豚コレラで苦境のシシ肉 鹿が救う JA、外食と連携 岐阜県山県市

イベントでカレーを販売するエリックサウスの店員(東京都千代田区で)

 豚コレラの発生を受けてイノシシ肉の出荷自粛が続く中、岐阜県山県市の野生鳥獣の肉(ジビエ)解体処理施設「ジビエ山県」は、鹿肉の販路開拓に奮闘している。21日には県内で豚の移動・搬出制限区域が全て解除になり区切りを迎えたとはいえ、ジビエの販売環境は依然、厳しい。JAぎふや外食店などと連携しながら、イノシシ肉のピンチを鹿肉でカバーする懸命の努力が続いている。
 

販路開拓、PRに奮闘


 ジビエ山県は昨年7月に設立したばかり。8月にはJR岐阜駅隣接の商業施設「アクティブG」で進発イベントを行い、ジビエを地域資源にと意気込む中、昨年秋から豚コレラが発生した。野生イノシシでの豚コレラ感染確認が相次ぎ、自慢のイノシシ肉が出荷できなくなってしまった。鹿肉も、ジビエ全体への抵抗感などで販売先の開拓は容易ではなかった。

 しかし、進発イベントでコラボ料理を提供した(株)円相フードサービス(本社・各務原市)との協議で、同社が運営する東京都の飲食店「エリックサウス」3店舗で提供するカレーのスープの材料として鹿肉を使えないかとの提案があり、供給が始まった。廃棄されていた部位も利用することになった。

 ジビエ山県の鹿肉は「臭みも少なく、だしとしてもしっかりと主張する」と高評価で、定期的な供給ができるようになった。現在は1カ月に約30キロを供給している。4月末に東京・秋葉原で行われたイベントでは、2日間で用意した鹿肉25キロ分のカレー約70キロ・600人前が完売し、岐阜の鹿肉に大きな反響があったという。

 ジビエ山県代表の臼井勝義さん(65)は「イノシシ肉の出荷ができなくなった時はどうなるかと思った。
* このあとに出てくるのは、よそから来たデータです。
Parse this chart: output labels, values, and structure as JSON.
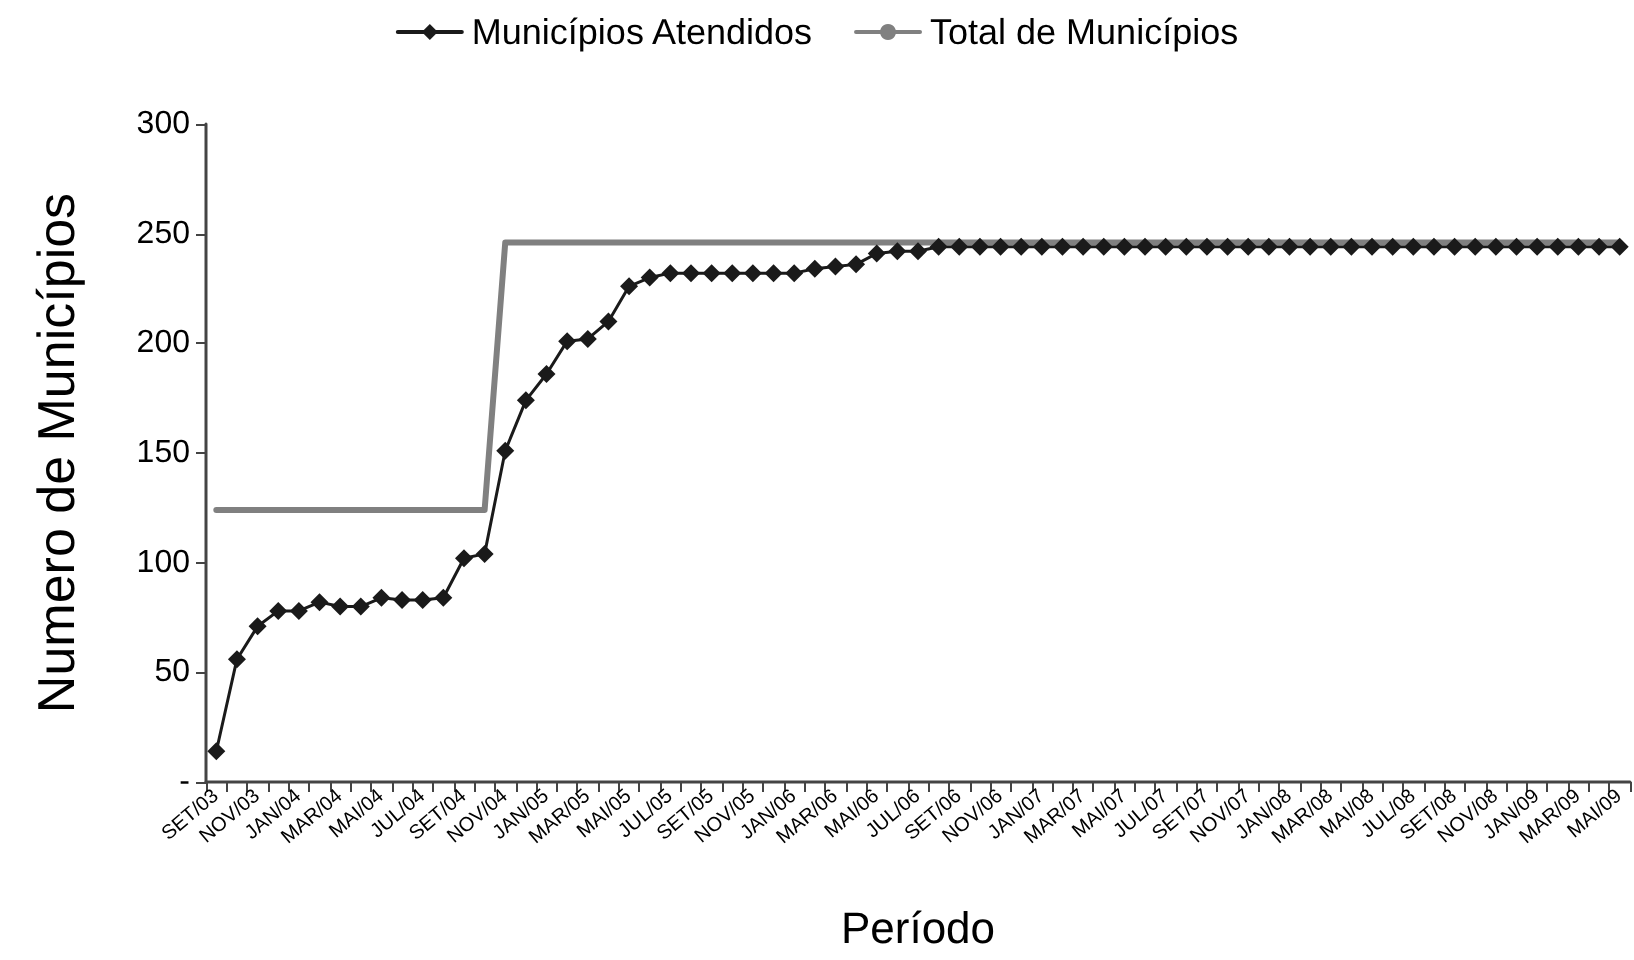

鹿肉がメインとして販売できたことで、山県のジビエを“つなぐ”ことができたのではないか。早く正常化し、イノシシと鹿の両輪でジビエを提供したい」と話し、改めて「ぎふジビエ」や山県市のジビエが地域資源として広がっていくことに期待している。

 岐阜県はジビエ利用振興のため、県内で捕獲し衛生面などの要件を満たした施設で処理したイノシシ肉などを「ぎふジビエ」として認証する取り組みを進める。これらの肉を扱う処理施設や飲食店を100近く登録している。

 一方、豚コレラの拡大要因とされている野生イノシシの対策として今年3月、岐阜、愛知両県でワクチン餌の設置が始まった。1年間設置して効果を検証する。当該地域での狩猟は規制されるため、ジビエへの打撃は長引く見通しだ。

 豚コレラの発生によって、ジビエの注文が減るといった影響も出ている。食品安全委員会は、ワクチン餌を食べたイノシシ肉を人が食べても、健康への影響はないとする評価書を承認しているものの、ジビエ関係者からは「風評被害」を懸念する声が出ている。